Cuban is spot on. With US debt levels at an all-time high -- from student to consumer to federal and municipal -- it is only a matter of time before the stimulus boosts wear off, consumers pull back spending and markets react, a long-awaited reversal that will shake investor confidence and cause the market to spiral.
Shouldn't we expect a correction following a ten-year bull run? Absolutely. The problem is, the correction is late -- too late. The American people, for better or worse, have been riding this economic high up-up-up -- taking on more debt in light of steady work (or in some cases, simply work in general), with the expectation, no doubt, that they will be working for the foreseeable future.
It is hard to predict what, exactly, will tip the economy in the other direction. Rising tariffs are a good bet. The wearing off of corporate tax cut savings might be another. Lagging wage growth (or in some cases stagnant or negative) is a near guarantee to trigger a consumer spending pullback; if people can’t afford to live, they certainly can’t afford to buy your product.
Last week -- on August 21st -- the S&P 500 hit an all-time high and tied the record for the longest bull market. But what exactly does that tell us?
While stocks may be high, investor numbers are low – a whopping 84 percent of all stocks owned by Americans belong to the wealthiest 10 percent of households, as reported by the New York Times. That includes stakes in pension plans, 401(k)’s and individual retirement accounts, as well as trust funds, mutual funds and college savings programs like 529 plans.
“For the vast majority of Americans, fluctuations in the stock market have relatively little effect on their wealth, or well-being, for that matter,” said Edward N. Wolff, an economist at New York University who recently published new research on the topic.

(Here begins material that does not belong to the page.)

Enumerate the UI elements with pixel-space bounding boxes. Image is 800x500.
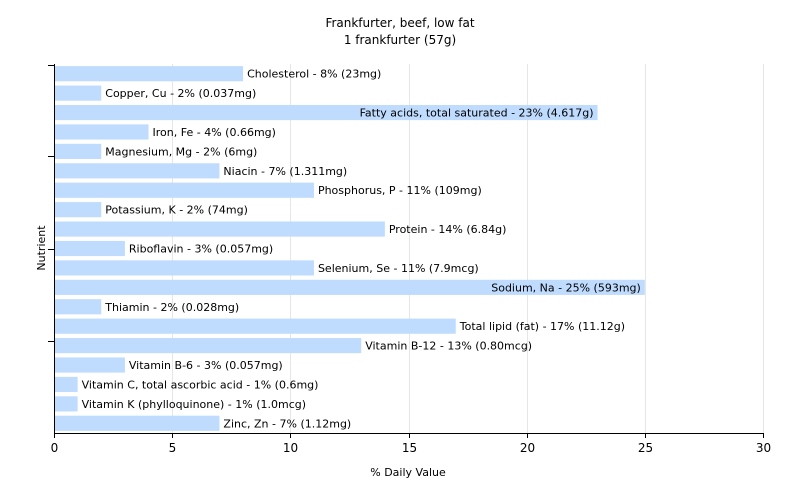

Ian Bremmer, Founder and President of Eurasia group, writes and tweets frequently on this topic, citing the broader breakdown as follows:
Who owns stocks in the US
Top 1%: 40.3% of US stock (up from 34% in 2001)
Top 5%: 71.4%
Top 10%: 83.7%
Top 20%: 93%
Bottom 20%: 0.2%
The Top 20% owns 93% of the stocks – and we use that as an indicator of overall financial health?
Yes, we can infer that if indexed companies have stocks that are performing well, the company is therefore likely doing well and keeping people employed, which is better for the economy overall. But this is not a linear equation – the company could be doing well because it cut jobs, or sent them overseas, or any combination of activity resulting in less employment.
"I'm not saying that we can't hit record highs...I'm concerned about the debt. Will GDP grow fast enough to overcome the increases in the debt and particularly than the interest rates that expand the debt. I'm not ready to say that's a net positive to the economy....I've got my two stocks and I think there's a whole lot of uncertainty that attaches itself to pretty much everything in the market."
Economic health indictors such as low unemployment, a booming stock market and GDP growth provide a good estimate as to how the economy is faring. But these measures work in aggregates and lack context. Much like the subprime mortgage crisis, the true status of our economic markets becomes clear only when digging within.